La firme luxembourgeoise ARBED acheta en 1906 les fours à chaux de Bübingen (Sarre). La carrière de Bübingen, qui avait fourni jusque là les pierres calcaires, s'avérait de plus en plus difficile à exploiter.

La firme ARBED acheta donc un terrain de 9 hectares sur le ban de Spicheren et de quelques hectares sur le ban d'Alsting-Zinzing en l'année 1910. Elle fit construire un téléphérique de 5 km 1/2 pour transporter les pierres de la carrière de Spicheren à Bübingen. Ce téléphérique transportait en moyenne par jour 800 à 1000 wagonnets, c'est-à-dire 400 à 500 tonnes de pierres calcaires. Les fours à chaux de Bübingen fournissaient par jour 300 tonnes de chaux en moyenne. - Les services techniques se trouvaient à Bübingen. Les habitants de Spicheren et des villages environnants trouvaient dans cette carrière durant plusieurs décades un travail sur place. Le nombre des ouvriers occupés dans la carrière était en moyenne de 120 à 150 hommes. - La surveillance de la carrière incombait à partir de 1910 à M. Pierre Müller, de résidence à Spicheren, secondé par M. Karman, d'Alsting.
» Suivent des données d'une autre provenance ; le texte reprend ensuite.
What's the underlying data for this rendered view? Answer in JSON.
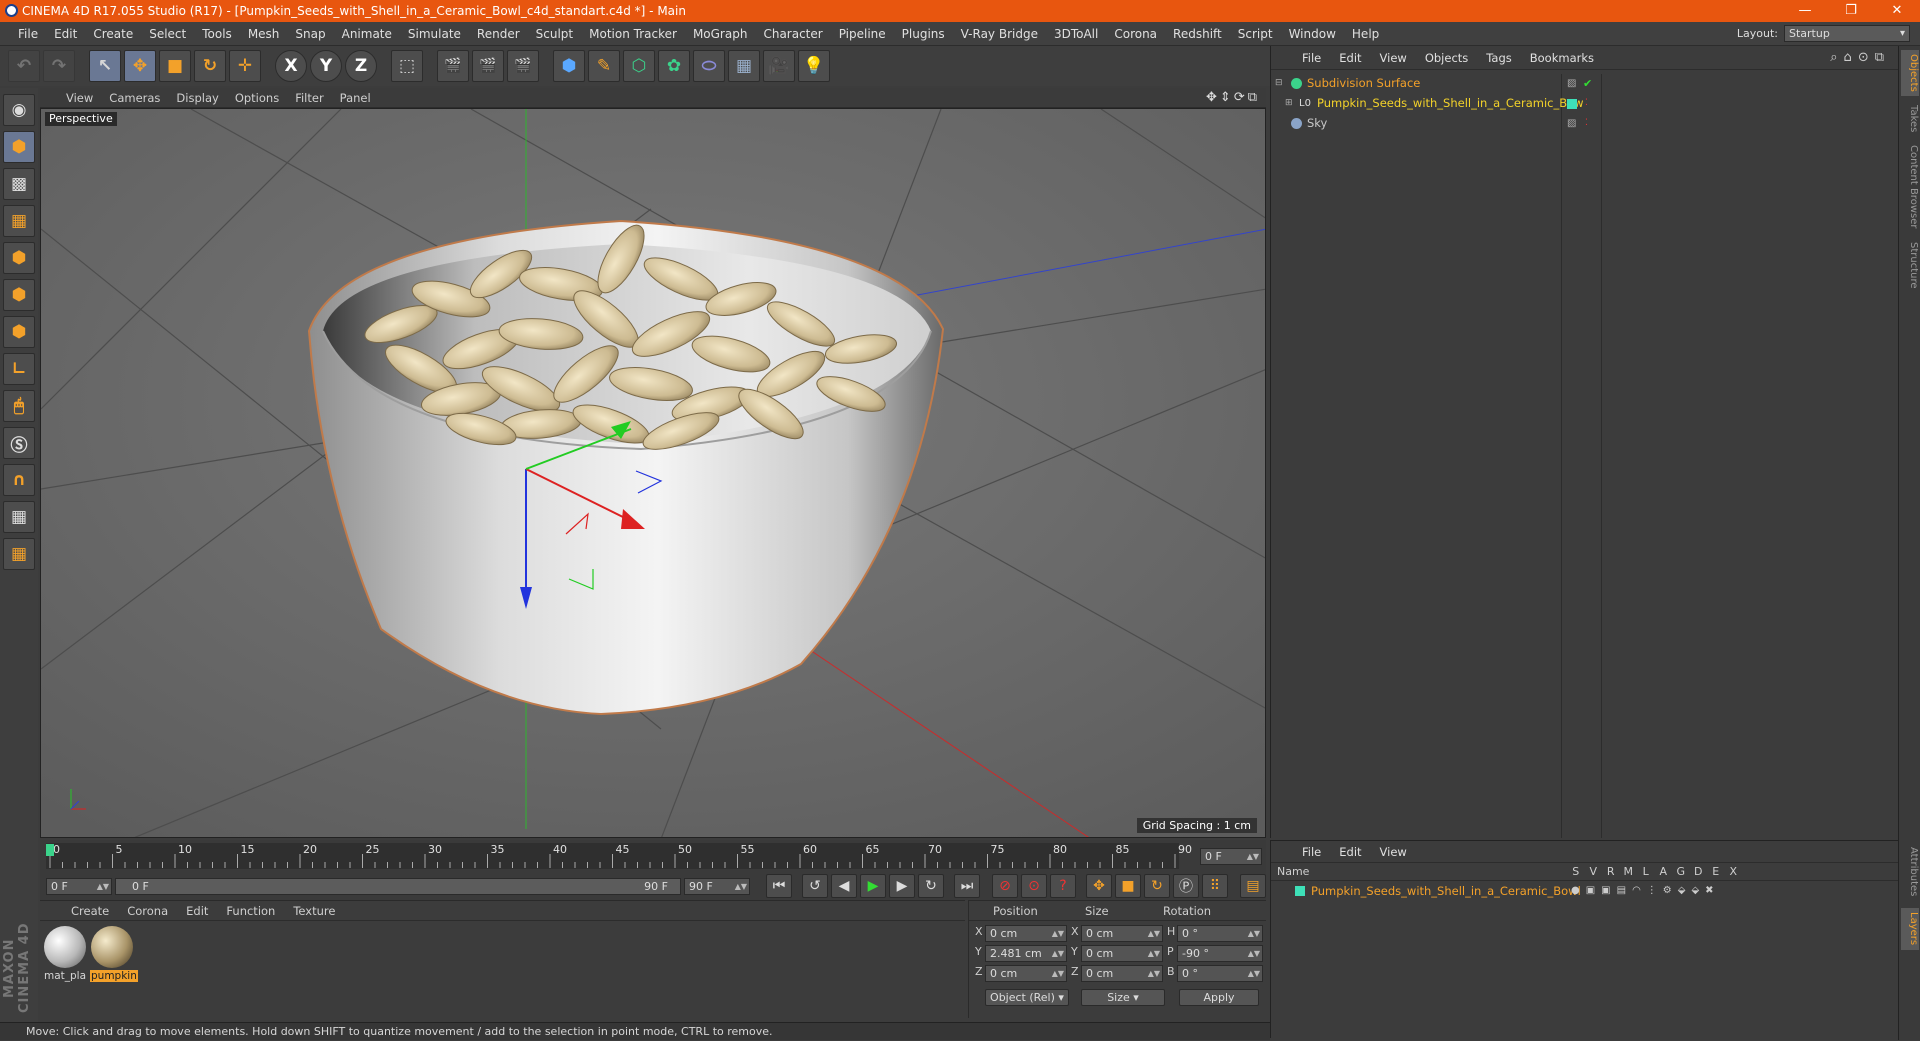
{
  "window": {
    "title": "CINEMA 4D R17.055 Studio (R17) - [Pumpkin_Seeds_with_Shell_in_a_Ceramic_Bowl_c4d_standart.c4d *] - Main",
    "controls": [
      "—",
      "❐",
      "✕"
    ]
  },
  "menubar": {
    "items": [
      "File",
      "Edit",
      "Create",
      "Select",
      "Tools",
      "Mesh",
      "Snap",
      "Animate",
      "Simulate",
      "Render",
      "Sculpt",
      "Motion Tracker",
      "MoGraph",
      "Character",
      "Pipeline",
      "Plugins",
      "V-Ray Bridge",
      "3DToAll",
      "Corona",
      "Redshift",
      "Script",
      "Window",
      "Help"
    ],
    "layout_label": "Layout:",
    "layout_value": "Startup"
  },
  "toolbar": {
    "icons": [
      "undo-icon",
      "redo-icon",
      "select-arrow-icon",
      "move-icon",
      "scale-icon",
      "rotate-icon",
      "multi-transform-icon",
      "x-axis-icon",
      "y-axis-icon",
      "z-axis-icon",
      "coordinate-system-icon",
      "render-view-icon",
      "render-picture-viewer-icon",
      "render-settings-icon",
      "cube-primitive-icon",
      "pen-spline-icon",
      "subdivision-icon",
      "cloner-icon",
      "deformer-icon",
      "floor-icon",
      "camera-icon",
      "light-icon"
    ],
    "glyphs": [
      "↶",
      "↷",
      "↖",
      "✥",
      "■",
      "↻",
      "✛",
      "X",
      "Y",
      "Z",
      "⬚",
      "🎬",
      "🎬",
      "🎬",
      "⬢",
      "✎",
      "⬡",
      "✿",
      "⬭",
      "▦",
      "🎥",
      "💡"
    ]
  },
  "viewport": {
    "menu": [
      "View",
      "Cameras",
      "Display",
      "Options",
      "Filter",
      "Panel"
    ],
    "label": "Perspective",
    "grid_spacing": "Grid Spacing : 1 cm",
    "nav_icons": "✥⇕⟳⧉"
  },
  "timeline": {
    "ticks": [
      "0",
      "5",
      "10",
      "15",
      "20",
      "25",
      "30",
      "35",
      "40",
      "45",
      "50",
      "55",
      "60",
      "65",
      "70",
      "75",
      "80",
      "85",
      "90"
    ],
    "end_frame": "0 F",
    "start_field": "0 F",
    "range_start": "0 F",
    "range_end": "90 F",
    "max_field": "90 F"
  },
  "materials": {
    "menu": [
      "Create",
      "Corona",
      "Edit",
      "Function",
      "Texture"
    ],
    "items": [
      {
        "name": "mat_pla",
        "selected": false
      },
      {
        "name": "pumpkin",
        "selected": true
      }
    ]
  },
  "coords": {
    "headers": [
      "Position",
      "Size",
      "Rotation"
    ],
    "rows": [
      {
        "axis": "X",
        "pos": "0 cm",
        "size_axis": "X",
        "size": "0 cm",
        "rot_axis": "H",
        "rot": "0 °"
      },
      {
        "axis": "Y",
        "pos": "2.481 cm",
        "size_axis": "Y",
        "size": "0 cm",
        "rot_axis": "P",
        "rot": "-90 °"
      },
      {
        "axis": "Z",
        "pos": "0 cm",
        "size_axis": "Z",
        "size": "0 cm",
        "rot_axis": "B",
        "rot": "0 °"
      }
    ],
    "mode": "Object (Rel)",
    "size_mode": "Size",
    "apply": "Apply"
  },
  "status": "Move: Click and drag to move elements. Hold down SHIFT to quantize movement / add to the selection in point mode, CTRL to remove.",
  "objects": {
    "menu": [
      "File",
      "Edit",
      "View",
      "Objects",
      "Tags",
      "Bookmarks"
    ],
    "rows": [
      {
        "name": "Subdivision Surface",
        "color": "#f3a12a"
      },
      {
        "name": "Pumpkin_Seeds_with_Shell_in_a_Ceramic_Bow",
        "color": "#f3d22a"
      },
      {
        "name": "Sky",
        "color": "#c8c8c8"
      }
    ]
  },
  "layers": {
    "menu": [
      "File",
      "Edit",
      "View"
    ],
    "name_header": "Name",
    "columns": [
      "S",
      "V",
      "R",
      "M",
      "L",
      "A",
      "G",
      "D",
      "E",
      "X"
    ],
    "row": "Pumpkin_Seeds_with_Shell_in_a_Ceramic_Bowl"
  },
  "right_tabs": [
    "Objects",
    "Takes",
    "Content Browser",
    "Structure"
  ],
  "right_tabs_bottom": [
    "Attributes",
    "Layers"
  ],
  "logo": "MAXON CINEMA 4D",
  "colors": {
    "accent": "#f3a12a",
    "title_bar": "#e8560f",
    "selection_blue": "#6a7894"
  }
}
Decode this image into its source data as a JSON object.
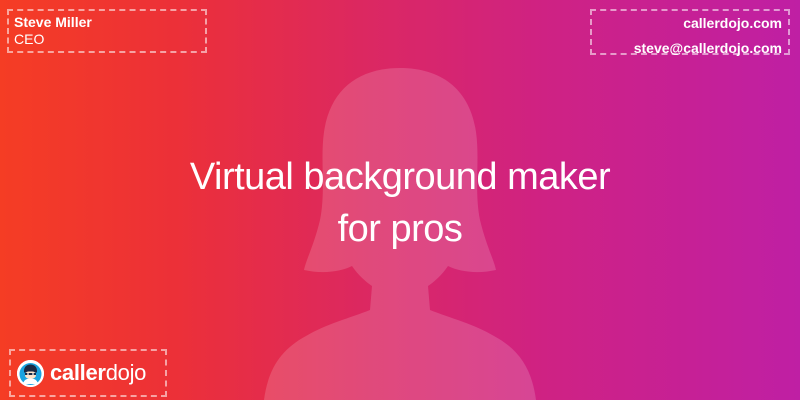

En 1924, M. Jules Sommermatter prit la direction de la carrière en mains. Il essaya pendant deux ans l'extraction souterraine des pierres. Les galeries avaient atteint 70 m de profondeur, lorsqu'on dut cesser ce mode d'extraction parce que le plafond des galeries était de trop peu de consistance. - La carrière fut exploitée jusqu'en 1944, avec une interruption d'un an (1939/40). Depuis 1944, l'exploitation de la carrière a cessé. Sur les remblais de décharge, la firme ARBED a fait planter près de 400 000 pieds d'acacias et de sapins, le reste du terrain est resté en friche.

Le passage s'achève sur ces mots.